The researchers discovered that the rate of de novo mutations was higher than previously estimated for this family. They now estimate about 98 to 206 de novo mutations per generation.
They found that approximately 16% of the de novo mutations were postzygotic and evenly split between mutations in genes from the mother and genes from the father. In contrast, more than 81% of the de novo mutations that occurred before fertilization came from the father. Paternal age was a significant factor in those mutations, which are more common in the offspring of older fathers. But paternal age seemed to have no effect on the postzygotic mutations.
Recombination events were more likely to originate through exchanges or reshuffling of genes on the mother's chromosomes. Paternal recombination events, when they did occur, tended to happen towards the ends of the chromosomes. Although this was only one family, the scientists were surprised to find that fewer recombination events occurred as the parents aged.
The scientists determined that the de novo mutation rate varied across different regions of the genome. Areas that had more repeat content were more likely to generate de novo mutations. These included centromeres (regions on the chromosome that control cell division) and segmental duplications (blocks of DNA that occur in more than one region of the genome). They observed that the tightly packed regions of the Y chromosome had some of the highest rates of de novo mutations.
Tandem repeats were some of the hottest regions for de novo mutations.
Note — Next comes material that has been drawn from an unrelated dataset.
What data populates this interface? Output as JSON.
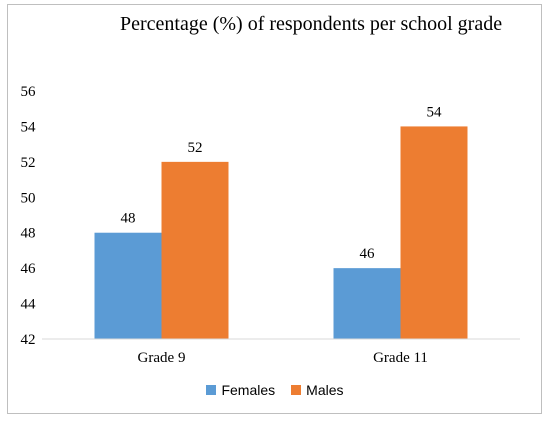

In the family being studied, there were 32 of these hotspots where recurrent mutations occurred, including 16 that expanded or contracted three or more times.
The researchers think that this genome resource created from the mutigenerational family pedigree will be useful for future genetic studies, such as benchmarking new sequence technologies or studying even more complex forms of variation and how they are passed down or changed from one generation to the next.
However, they pointed out several limitations to this resource, such as the regions of the short arms five genomes (13, 14, 15, 21, and 22) that have not yet been fully resolved, largely because of their highly repetitive features and assembly difficulties. In addition, the patterns of de novo mutations are likely to differ among families. The researchers said that many more multigenerational human family genome resources would need to be developed and made widely available to scientists to better establish ranges of de novo mutation rates.
Such multigenerational genome resources would further efforts, they said, to test new ways to detect genetic variants and to evaluate new sequencing technologies.
The scientist also believed that they were conservative in their estimates of mutation rates.
"More genomic variation, including de novo variation, remains to be discovered," they noted.
Porubsky and Eichler wrote that they were amazed by the dedication to science of the multigenerational family whose genomes the research team studied. For example, one of the individuals in the family (whose genome assembly is designated NA12878) has perhaps the most studied human genome in history. The researchers expressed thanks to all the members of the family for their long-standing commitment to furthering knowledge about human genetic variation and for making the data publicly available.